Doğru Koltuğun Seçimi
Uçakta oturduğunuz koltuğun konumu da klastrofobiyi tetikler. Bu sebeple koltuk tercihi önemli, ancak yeni normallerde cam kenarı ve koridordaki koltukların tercih edilmesine havayolları izin veriyor. Buralar dolduğu an havalimanında check-in kontuarında yer hizmetleri personeli veya kiosklarda orta koltuklar için otomatik atama yapılıyor. İstediğiniz yeri seçebilmek için ucuş öncesi online check-in yaparak planlı hareket etmeniz gerekiyor. Orta koltukta veya cam kenarında sıkışık bir vaziyette uçmayı klastrofobik bir durum olarak gören yolcuların bu detaylara dikkat ederek hareket etmesi gerekiyor.
Göz Bandı Kullanın
Yeni dönemde maske takmak zorunlu olduğu için uçakta uyumaya yardımcı olan göz bandından vazgeçilme eğilimi var. Çünkü seyahat boyunca hem maske hem göz bandı takmak çok sıkıcı bir hal alabiliyor. Ama etraftan etkilenmemek ve iyi bir yolculuk için göz bandı kurtarıcı olacaktır. Böylece yüzünüzün belli bir bölümünü de korumuş olursunuz.
Yumuşak bir göz bandı takmak rahat hissetmenize ve hatta uyumanıza yardımcı olabilir. Maske sebebiyle göz bandı kullanımından vaz geçmeyin.
Dikkatinizi Dağıtacak Meşgale Bulun
Uçak içinde fobilerinizi yenebileceğiniz bir çok aktivite gerçekleştirebilirsiniz. İlk olarak uçakta yerinizi aldığınızda gömleğinizin düğmesini açın. Ayakkabılarınızı çıkartın. Yanınızda uçuş esnasında eğlenmek için getirdiğinizi kitap, ipad veya her hangi bir aktiviteye odaklanın. Uçaktaki ikramlar artık eskisi gibi zengin olmasa da uzun uçuş yapıyorsanız paketlenmiş hijyenik kutu konseptindeki yemekleri deneyimleyin. Sizi mutlu edecek küçük yiyecekleri yanınızda bulundurun. Bilgisayarınızdan ya da havayolunun eğlence sisteminden en sevdiğiniz filmi izlemekte sizi korkularınızdan uzaklaştıracaktır.
Uçakta Alkol Kullanmayın
Yolculuk öncesi uçuş korkusu, stres gibi çeşitli sebeplerden alkol alınıyor.
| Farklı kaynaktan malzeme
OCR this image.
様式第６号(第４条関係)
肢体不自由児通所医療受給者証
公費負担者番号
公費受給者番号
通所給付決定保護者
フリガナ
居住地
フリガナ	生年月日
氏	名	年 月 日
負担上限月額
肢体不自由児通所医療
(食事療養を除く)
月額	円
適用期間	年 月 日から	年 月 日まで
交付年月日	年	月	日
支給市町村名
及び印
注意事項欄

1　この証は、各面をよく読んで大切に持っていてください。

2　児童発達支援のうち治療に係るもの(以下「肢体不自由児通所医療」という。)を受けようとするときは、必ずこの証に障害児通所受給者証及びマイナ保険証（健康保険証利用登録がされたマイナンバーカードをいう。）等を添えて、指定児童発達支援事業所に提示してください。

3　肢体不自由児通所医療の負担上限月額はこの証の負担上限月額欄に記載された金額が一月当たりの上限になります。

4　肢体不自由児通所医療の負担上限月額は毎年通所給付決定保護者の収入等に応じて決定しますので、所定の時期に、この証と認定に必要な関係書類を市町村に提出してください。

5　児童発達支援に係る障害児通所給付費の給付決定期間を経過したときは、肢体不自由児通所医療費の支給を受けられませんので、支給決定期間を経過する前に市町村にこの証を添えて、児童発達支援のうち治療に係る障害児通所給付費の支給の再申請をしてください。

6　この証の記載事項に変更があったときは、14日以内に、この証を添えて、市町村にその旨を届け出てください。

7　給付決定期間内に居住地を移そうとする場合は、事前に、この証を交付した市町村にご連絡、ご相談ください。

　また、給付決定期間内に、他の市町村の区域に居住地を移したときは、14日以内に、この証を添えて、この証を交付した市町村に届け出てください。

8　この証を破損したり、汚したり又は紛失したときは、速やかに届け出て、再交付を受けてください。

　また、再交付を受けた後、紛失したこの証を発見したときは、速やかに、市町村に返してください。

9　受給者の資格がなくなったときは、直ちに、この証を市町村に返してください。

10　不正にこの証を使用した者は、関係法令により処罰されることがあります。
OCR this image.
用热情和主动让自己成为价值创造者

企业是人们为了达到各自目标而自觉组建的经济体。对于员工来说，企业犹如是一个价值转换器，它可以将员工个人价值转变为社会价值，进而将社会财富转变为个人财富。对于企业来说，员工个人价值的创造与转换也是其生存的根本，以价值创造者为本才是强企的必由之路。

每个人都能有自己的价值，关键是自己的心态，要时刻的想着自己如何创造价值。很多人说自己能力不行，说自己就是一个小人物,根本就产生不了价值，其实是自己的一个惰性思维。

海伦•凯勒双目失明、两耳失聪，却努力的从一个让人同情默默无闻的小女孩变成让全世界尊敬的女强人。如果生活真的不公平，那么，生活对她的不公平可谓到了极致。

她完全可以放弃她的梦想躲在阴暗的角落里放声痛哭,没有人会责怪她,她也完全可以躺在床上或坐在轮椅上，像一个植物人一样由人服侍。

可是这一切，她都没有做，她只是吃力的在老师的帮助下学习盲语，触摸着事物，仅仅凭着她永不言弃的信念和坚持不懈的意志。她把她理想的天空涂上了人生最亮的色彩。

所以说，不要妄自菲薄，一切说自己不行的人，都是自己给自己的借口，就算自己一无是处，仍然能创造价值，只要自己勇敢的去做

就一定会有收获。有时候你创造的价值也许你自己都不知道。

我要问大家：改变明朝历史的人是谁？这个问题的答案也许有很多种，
Ancak seyahatin iyi geçmesi önemli oranda alkolden uzak durmaya bağlı. Kabindeki kuru ve dönüşümlü hava vücutta dehidrasyonu artırıyor. Yani sıvı kaybımız artıyor. Bu sebeple dehidrasyonu daha da artıracak alkol almak yerine, uçakta belli aralıklarda su tüketmeniz gerekir. Seyahat konforunuzu artırmak için alkolü uçuş sonrasına ertelemeniz iyi olacaktır. Uzun uçuş öncesi kaygıları olan yolcuların doktorlarıyla görüşerek hazırlık yapması, kendi başlarına ilaç almaması gerektiğini özellikle vurgulamak gerekiyor.